Personalmente, colgo qualcosa di concessivo, nel concetto di empatia. Chi è, magari inconsapevolmente, in una posizione di privilegio o superiorità, sembra potersi "permettere" l'empatia oppure, per me ancora più discutibile, la tolleranza. O magari, al contrario, può non vedere dove stia il problema, sempre da una posizione più o meno esplicita di forza.
Ho la sensazione che l'idea di poter sapere cosa provano gli altri ci porti spesso a giudicare le cose dal nostro punto di vista senza renderci conto che è il *nostro* punto di vista. Ma non mi pare che in generale esistanto una sensibilità giusta e una sensibilità sbagliata a priori. Esistono piuttosto sensibilità differenti, e pensare di poter "empatizzare" con quelle altrui è per me un'idea quasi illusoria. In fondo, mi ritrovo spesso a interrogarmi, chi sono io per giudicare le sensibilità altrui e soprattutto per decidere se sono giuste o sbagliate?
In molte situazioni in cui o mi ritrovo a pensare di sapere che cosa provano gli altri, oppure al contrario non vedo proprio perché si stia discutendo di una determinata questione, preferisco tacere, invece che magari dare un'opinione che sento viziata dal mio essere me.
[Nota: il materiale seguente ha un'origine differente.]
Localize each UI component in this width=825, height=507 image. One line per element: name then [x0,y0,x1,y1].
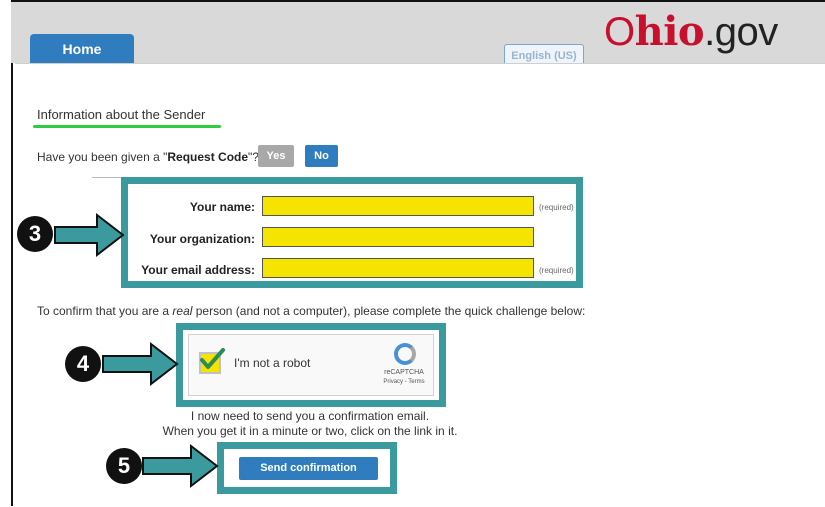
name-input[interactable] [262,196,534,216]
step-3-arrow-icon [54,212,125,258]
recaptcha-logo-icon [394,343,416,365]
request-code-question: Have you been given a "Request Code"? [37,150,259,164]
request-code-bold: Request Code [167,150,249,164]
header-bar: Home English (US) Ohio.gov [11,0,825,66]
checkmark-icon [200,348,225,369]
captcha-prompt-italic: real [172,304,193,318]
step-4-arrow-icon [102,341,179,387]
green-underline-annotation [33,125,221,128]
recaptcha-terms-link[interactable]: Privacy - Terms [375,379,433,385]
name-required-note: (required) [539,203,574,212]
confirmation-message-line1: I now need to send you a confirmation em… [190,409,430,423]
no-button[interactable]: No [305,145,338,167]
section-title: Information about the Sender [37,107,206,122]
confirmation-message-line2: When you get it in a minute or two, clic… [162,424,458,438]
captcha-prompt-prefix: To confirm that you are a [37,304,173,318]
step-4-marker: 4 [65,346,101,382]
send-confirmation-button[interactable]: Send confirmation [239,457,378,480]
email-label: Your email address: [141,263,255,277]
logo-gov: .gov [704,10,778,54]
divider [92,177,122,178]
recaptcha-checkbox[interactable] [199,348,225,374]
email-required-note: (required) [539,266,574,275]
ohio-gov-logo: Ohio.gov [604,9,778,55]
step-5-arrow-icon [142,443,219,489]
home-tab[interactable]: Home [30,34,134,65]
yes-button[interactable]: Yes [258,145,294,167]
step-5-marker: 5 [106,448,142,484]
logo-hio: hio [634,8,705,55]
organization-label: Your organization: [149,232,255,246]
step-3-marker: 3 [17,216,53,252]
recaptcha-label: I'm not a robot [234,356,311,370]
recaptcha-widget: I'm not a robot reCAPTCHA Privacy - Term… [188,334,434,396]
request-code-prefix: Have you been given a " [37,150,168,164]
captcha-prompt: To confirm that you are a real person (a… [37,304,585,318]
name-label: Your name: [189,200,255,214]
captcha-prompt-suffix: person (and not a computer), please comp… [192,304,586,318]
organization-input[interactable] [262,227,534,247]
logo-o: O [604,10,635,54]
email-input[interactable] [262,258,534,278]
recaptcha-brand: reCAPTCHA [384,369,424,376]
Non mi piace nemmeno prendere in giro o minimizzare le rivendicazioni altrui, per le quali posso anche pensare di provare una qualche empatia, ma magari senza riuscire a sentire davvero simpatia perché, di fatto, non mi pungono sul vivo.
Tutto questo per dire che se non parlo di certi argomenti non è per disinteresse, ma è perché non mi sento titolata a parlarne.